Esas palabras, y otras semejantes, continúan siendo la justificación de la barbarie. Porque, además, no fueron los Estados Unidos los que derrotaron a los japoneses: aunque el detonante final para la rendición fueron las bombas atómicas lanzadas sobre Hiroshima y Nagasaki, el imperio nipón se había debilitado en China, y un millón y medio de sus soldados murieron allí, casi las tres cuartas partes del total de sus pérdidas. Hoy, a la vista de las tentaciones militaristas y de la «relativización» de los crímenes japoneses en China y en Corea, es comprensible la preocupación de Pekín ante las visitas de ministros japoneses al santuario de criminales de Yasukuni. No en vano, los sufrimientos que China padeció por la agresión japonesa casi alcanzan a los que soportó la Unión Soviética (27 millones de muertos) por el ataque nazi: China vio morir a veinte millones de personas a causa de la ocupación japonesa, y las pérdidas materiales ascendieron a 600.000 millones de dólares. La resistencia china fue vital para derrotar al fascismo japonés. Pero los criminales bombardeos británicos y norteamericanos sobre Alemania, o sobre Japón, fueron justificados por la naturaleza del enemigo al que se combatía: si el nazismo era el mal absoluto, todo estaba justificado para derrotarlo, si la población japonesa había sido reducida por la maquinaria de guerra a la condición de simple objetivo militar, la destrucción de Tokio, Hiroshima y Nagasaki estaban justificadas. Defender esos bombardeos continúa siendo una infamia: nada justificaba atacar a la población civil, y los gobiernos de Washington y de Londres lo sabían.
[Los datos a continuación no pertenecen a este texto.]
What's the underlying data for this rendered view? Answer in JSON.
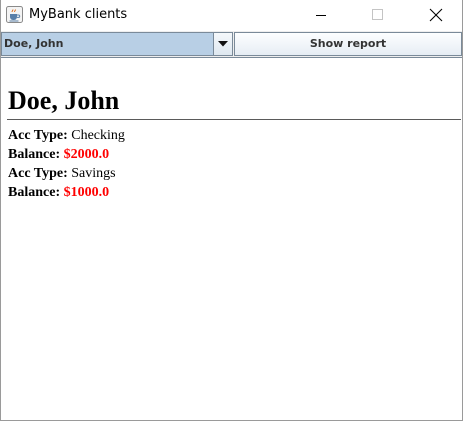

En La tumba de las luciérnagas, Akiyuki Nosaka nos cuenta la desoladora historia de dos pequeños hermanos, Seita y Setsuko, que sobreviven durante unos pocos días entre las ruinas de la destrucción de Kobe, bombardeada por los norteamericanos. La historia está basada en hechos que el propio Nosaka contempló: él mismo era un muchacho de quince años que sobrevivió como un vagabundo en Kobe. La pequeña Setsuko, de cuatro años, morirá de debilidad, de hambre, en una cueva: la ciudad es una montaña de ruinas. Su hermano Seita muere en una estación, un mes después, como un perro abandonado. Ese era el destino reservado a la población civil japonesa por el alto mando norteamericano: morir abrasados, o perecer de hambre, o abandonados como perros.
Sin embargo, nada justificaba una decisión semejante: ni la necesidad de la victoria, ni el hecho de que una buena parte de los japoneses o alemanes hubiesen apoyado el fascismo nipón o el régimen nazi. Sólo hay que recordar que la Unión Soviética, el país que más sufrió las consecuencias de la Segunda Guerra Mundial, nunca lanzó bombardeos indiscriminados contra la población civil. La decisión de lanzar esos criminales bombardeos contra ciudades indefensas, contra la población civil, hermana a Hitler con Churchill, con Roosevelt, con Truman. Tanto el régimen nazi como el alto mando británico y norteamericano decidieron, violando el derecho internacional y las propias leyes de la guerra, aterrorizar a la población civil, transformar al enemigo en un monstruo inhumano que merecía ser convertido en humo.